ISTM to be a combination of unrealized capital gains (as Corry El mentions) and compound interest. I am not worth anywhere close to $10M, but I never made $535 a year either, and my wealth is much greater than the sum of what I invested.
If my house goes up by $100K my wealth has increased but my income hasn’t, to put it that way.
Yeah but the only way to get that stock is to either found the company, inherit it or buy it.
There aren’t enough people who did IPOs to found the company (although I’m sure some of the top 1% were early workers with stock options for companies who became successful), supposedly inheritance isn’t it which only leaves buying the stock with income.
That’s total return. We need to look at real returns, adjusted for inflation in order to think in consistent terms in today’s dollars. Otherwise obviously the assumption of 500k earnings or $10 million in wealth would need to be discounted as you go back in time. The real return on the S&P is more like 7%.
The OP is not about the exceptional circumstances of multi-billionaires, it’s about the top 1%, who are generally doing more ordinary things - buying a house with a mortgage, paying into their pension funds, investing in stocks & bonds - just on a larger scale than the average person.
Looking at the actual article, I can’t figure out where that 10.4 Million dollar figure comes from. It links to an article from Forbes, which is basically just a blog post. That figure seems to be uncited on the Forbes post.
If you look at the Fed paper that I linked to in the second post, there’s a much more extensive analysis and discussion of data sources. From their data (Table 2) the top 1% quantiles for 2013 and in 2013 dollars are:
wealth $7.9 million
So, similar numbers to the Forbes article. And if the Forbes data are more recent, it’s reasonable to expect that wealth would have increased more than income in the past 7 years, asset values have risen dramatically.
I was using Buffett as a well known, extreme example. He has famously low income, and fantastically stratospheric wealth, so I was using that as an example to illustrate how someone could have relatively low income, and high net worth.
It’s not uncommon for people described as merely affluent to have the same situation- I can totally see how someone’s net worth might be several multiples of their income.

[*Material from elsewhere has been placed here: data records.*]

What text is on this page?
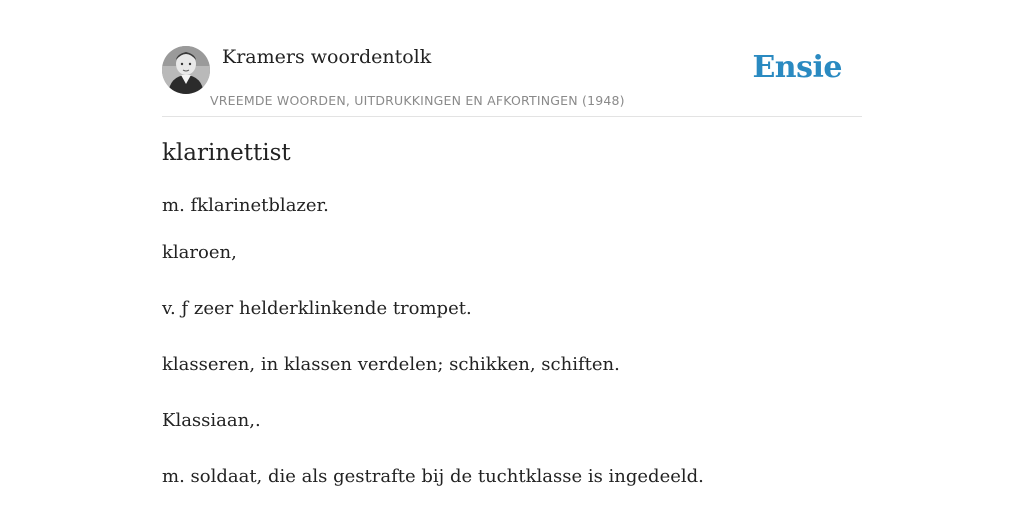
Kramers woordentolk
VREEMDE WOORDEN, UITDRUKKINGEN EN AFKORTINGEN (1948)
Ensie
klarinettist

m. fklarinetblazer.

klaroen,

v. ƒ zeer helderklinkende trompet.

klasseren, in klassen verdelen; schikken, schiften.

Klassiaan,.

m. soldaat, die als gestrafte bij de tuchtklasse is ingedeeld.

For example, let’s say our hypothetical affluent guy makes 75k a year. He owns a house valued at say… 250k. He’s owned it for a while, so he only owes 60k on it. And he has paid into his 401k for a long time- let’s say he has another 250k in there.
Right there, he’s got a net worth of 250k + 190k, or $380k, which is five times his annual income. I don’t doubt that as you go up in the income percentages, that your amount that you can save, and the value of the stuff you have goes up as well.
The amount of success you need in business to reach a $10.4M net worth is pretty low. Having a successful plumbing company, owning a chain of franchise restaurants, being a partner at a regional law firm, all of these at the top end of success can easily reach that number.
As a very rough estimate, small businesses are normally valued at ~2x revenue on the higher end and a 50K salaried employee might cost the company $100K with all other expenses and might be expected to generate 50% margin so a plumbing company owner with ~30 plumbers working under them who started the company from scratch with no debt might easily sell their business for $10M.
Fair enough. You can see though that if a borderline 1% earner over the past 30 years was willing to tolerate a little more risk than an index fund, they could have easily hit the $10M mark today with substantially smaller deposits over that period of time.